Another good review of Under the Skin, this by Geoffrey O'Brien in The New York Review of Books.
 

Why have thoroughbreds topped out in speed

Roger Pielke at FiveThirtyEight explores some possible reasons why thoroughbred racehorses seem to have peaked in speed.

One possibility, advanced by Denny and others, is that thoroughbred race times may have leveled off because the narrow genetic diversity of racehorses limits the genetic diversity in the pool of potential thoroughbred champions. Modern thoroughbreds are descendants of a small number of horses (less than 30 in the 18th century), and 95 percent are thought to trace their ancestry to a single horse, The Darley Arabian. Today, there are fewer than 25,000 thoroughbreds born each year in the United States. Compare that with the more than 7 billion people worldwide.3 The size of the human population may simply lead to a greater number of potential athletes with extreme speed.

And humans could be even faster if we didn’t engage in any other athletic pursuit aside from racing. David Epstein wrote in his book “The Sports Gene” that while it’s unclear whether speed is innate or nurtured, one important reason for Jamaican athletes’ success in short-distance races is that in their country, “every kid is made to try sprinting at some point.” In the United States, at least, many of the fastest runners are lost to other sports, and thus never have a chance to reach their potential as runners. Epstein cites Trindon Holliday, now a kick returner for the New York Giants, who in college outran future Olympic bronze medalist Walter Dix at 100 meters at the 2007 USA Outdoor Track and Field Championships. Who knows how fast Holliday might have become as a full-time professional sprinter? Humans who race also have many opportunities to train, specialize, experiment and innovate.
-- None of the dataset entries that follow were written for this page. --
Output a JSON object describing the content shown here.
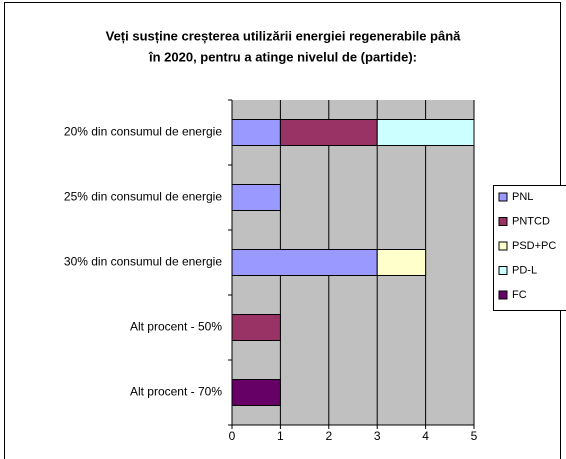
{
  "chart_data": {
    "type": "stacked_bar_horizontal",
    "title": [
      "Veți susține creșterea utilizării energiei regenerabile până",
      "în 2020, pentru a atinge nivelul de (partide):"
    ],
    "categories": [
      "20% din consumul de energie",
      "25% din consumul de energie",
      "30% din consumul de energie",
      "Alt procent - 50%",
      "Alt procent - 70%"
    ],
    "series": [
      {
        "name": "PNL",
        "color": "#9999ff",
        "values": [
          1,
          1,
          3,
          0,
          0
        ]
      },
      {
        "name": "PNTCD",
        "color": "#993366",
        "values": [
          2,
          0,
          0,
          1,
          0
        ]
      },
      {
        "name": "PSD+PC",
        "color": "#ffffcc",
        "values": [
          0,
          0,
          1,
          0,
          0
        ]
      },
      {
        "name": "PD-L",
        "color": "#ccffff",
        "values": [
          2,
          0,
          0,
          0,
          0
        ]
      },
      {
        "name": "FC",
        "color": "#660066",
        "values": [
          0,
          0,
          0,
          0,
          1
        ]
      }
    ],
    "xlim": [
      0,
      5
    ],
    "xticks": [
      0,
      1,
      2,
      3,
      4,
      5
    ],
    "grid": true,
    "legend": "right"
  }
}
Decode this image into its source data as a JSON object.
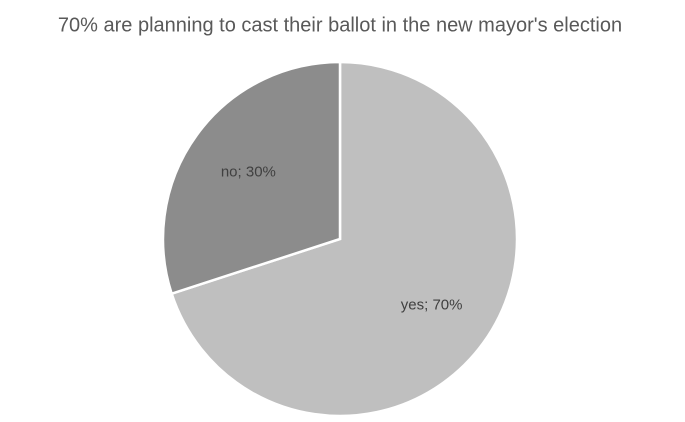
{
  "chart_data": {
    "type": "pie",
    "title": "70% are planning to cast their ballot in the new mayor's election",
    "values": [
      70,
      30
    ],
    "value_labels": [
      "yes; 70%",
      "no; 30%"
    ],
    "colors": [
      "#bfbfbf",
      "#8c8c8c"
    ]
  }
}
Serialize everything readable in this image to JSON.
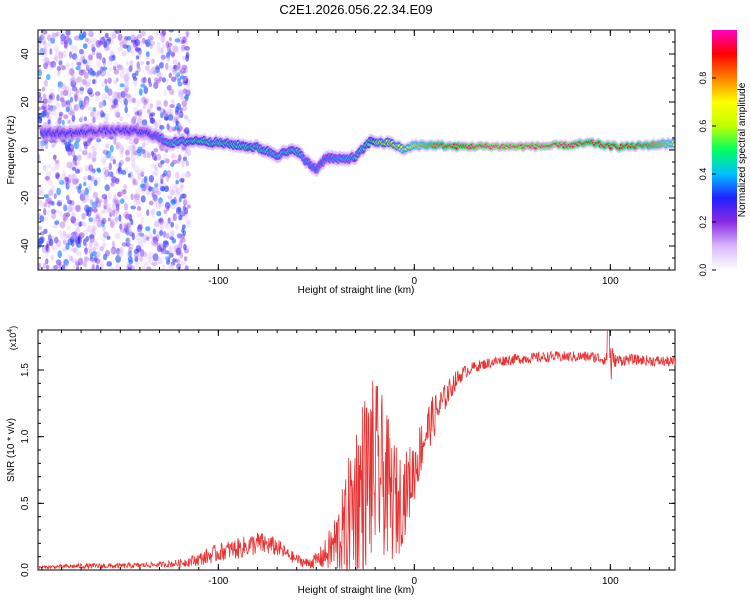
{
  "title": "C2E1.2026.056.22.34.E09",
  "chart_data": [
    {
      "type": "heatmap",
      "xlabel": "Height of straight line (km)",
      "ylabel": "Frequency (Hz)",
      "xlim": [
        -192,
        133
      ],
      "ylim": [
        -50,
        50
      ],
      "xticks": [
        -100,
        0,
        100
      ],
      "yticks": [
        -40,
        -20,
        0,
        20,
        40
      ],
      "colorbar": {
        "label": "Normalized spectral amplitude",
        "range": [
          0,
          1
        ],
        "ticks": [
          0.0,
          0.2,
          0.4,
          0.6,
          0.8
        ],
        "colormap": [
          "#ffffff",
          "#d9b8ff",
          "#8a2be2",
          "#2020ff",
          "#00c0ff",
          "#00ff60",
          "#c0ff00",
          "#ffff00",
          "#ff8000",
          "#ff0000",
          "#ff00c0"
        ]
      },
      "ridge": {
        "x": [
          -190,
          -175,
          -160,
          -145,
          -135,
          -125,
          -110,
          -100,
          -90,
          -80,
          -70,
          -60,
          -55,
          -50,
          -45,
          -38,
          -30,
          -22,
          -18,
          -12,
          -5,
          0,
          10,
          20,
          40,
          60,
          80,
          90,
          100,
          110,
          120,
          133
        ],
        "freq": [
          7,
          7,
          8,
          8,
          7,
          3,
          4,
          3,
          2,
          1,
          -2,
          0,
          -5,
          -8,
          -3,
          -4,
          -3,
          4,
          3,
          3,
          0,
          2,
          2,
          1.5,
          1.5,
          1.5,
          2,
          3,
          1.5,
          1.5,
          2,
          3
        ],
        "amplitude": [
          0.32,
          0.3,
          0.28,
          0.3,
          0.3,
          0.42,
          0.48,
          0.45,
          0.48,
          0.45,
          0.42,
          0.45,
          0.38,
          0.35,
          0.35,
          0.4,
          0.42,
          0.5,
          0.6,
          0.6,
          0.68,
          0.72,
          0.85,
          0.9,
          1.0,
          1.0,
          0.95,
          0.9,
          0.9,
          0.9,
          0.85,
          0.7
        ]
      },
      "noise_region_km": [
        -192,
        -115
      ]
    },
    {
      "type": "line",
      "xlabel": "Height of straight line (km)",
      "ylabel": "SNR (10 * v/v)",
      "scale_label": "(x10",
      "scale_exponent": "4",
      "xlim": [
        -192,
        133
      ],
      "ylim": [
        0,
        1.8
      ],
      "xticks": [
        -100,
        0,
        100
      ],
      "yticks": [
        0.0,
        0.5,
        1.0,
        1.5
      ],
      "color": "#e83232",
      "series": {
        "name": "SNR",
        "x": [
          -192,
          -170,
          -150,
          -130,
          -120,
          -110,
          -100,
          -95,
          -90,
          -85,
          -80,
          -75,
          -70,
          -65,
          -60,
          -55,
          -50,
          -45,
          -40,
          -35,
          -32,
          -28,
          -24,
          -20,
          -16,
          -12,
          -8,
          -4,
          0,
          4,
          8,
          12,
          16,
          20,
          25,
          30,
          40,
          50,
          60,
          70,
          80,
          90,
          98,
          100,
          102,
          110,
          120,
          133
        ],
        "base": [
          0.02,
          0.03,
          0.03,
          0.04,
          0.05,
          0.08,
          0.13,
          0.15,
          0.16,
          0.18,
          0.2,
          0.19,
          0.17,
          0.12,
          0.08,
          0.05,
          0.07,
          0.12,
          0.2,
          0.3,
          0.45,
          0.6,
          0.7,
          0.75,
          0.7,
          0.55,
          0.5,
          0.6,
          0.75,
          0.95,
          1.1,
          1.2,
          1.3,
          1.4,
          1.48,
          1.52,
          1.56,
          1.58,
          1.59,
          1.6,
          1.6,
          1.6,
          1.58,
          1.55,
          1.57,
          1.58,
          1.57,
          1.56
        ],
        "spread": [
          0.01,
          0.02,
          0.02,
          0.02,
          0.03,
          0.05,
          0.07,
          0.07,
          0.08,
          0.08,
          0.09,
          0.08,
          0.07,
          0.05,
          0.04,
          0.04,
          0.06,
          0.12,
          0.25,
          0.4,
          0.55,
          0.65,
          0.7,
          0.7,
          0.6,
          0.5,
          0.4,
          0.3,
          0.25,
          0.2,
          0.18,
          0.15,
          0.1,
          0.08,
          0.05,
          0.04,
          0.04,
          0.04,
          0.04,
          0.04,
          0.04,
          0.04,
          0.05,
          0.2,
          0.05,
          0.04,
          0.04,
          0.04
        ]
      }
    }
  ]
}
Those efforts are apparently still bearing fruit in some track and field events.
 

It's an analogy so take it as more clever than elucidating, but I see parallels with genetic diversity and intellectual diversity. Having a team with a broader set of backgrounds, ideas, and strengths seems a way of avoiding groupthink, a form of the local minimum trap that results from genetic diversity in athletic accomplishment.

Teach your garden to weed itself

From an excerpt from Steven Levitt and Stephen Dubner's new book Think Like a Freak:

Van Halen's live show boasted a colossal stage, booming audio and spectacular lighting. All this required a great deal of structural support, electrical power and the like. Thus the 53-page rider, which gave point-by-point instructions to ensure that no one got killed by a collapsing stage or a short-circuiting light tower. But how could Van Halen be sure that the local promoter in each city had read the whole thing and done everything properly?

Cue the brown M&M's. As Roth tells it, he would immediately go backstage to check out the bowl of M&M's. If he saw brown ones, he knew the promoter hadn't read the rider carefully—and that "we had to do a serious line check" to make sure that the more important details hadn't been botched either.

And so it was that David Lee Roth and King Solomon both engaged in a fruitful bit of game theory—which, narrowly defined, is the art of beating your opponent by anticipating his next move.

Both men faced a similar problem: How to sift the guilty from the innocent when no one is stepping forward to profess their guilt? A person who is lying or cheating will often respond to an incentive differently than an honest person. Wouldn't it be nice if this fact could be exploited to ferret out the bad guys?

We believe it can—by tricking the guilty parties into unwittingly revealing their guilt through their own behavior. What should this trick be called? In honor of King Solomon, we'll name it as if it is a lost proverb: Teach Your Garden to Weed Itself.
 

I'd read the brown Van Halen brown M&M story before in Atul Gawande's wonderful book The Checklist Manifesto, but this excerpt contains one story I hadn't seen before, about the medieval ritual of adjudicating by some horrific ordeal.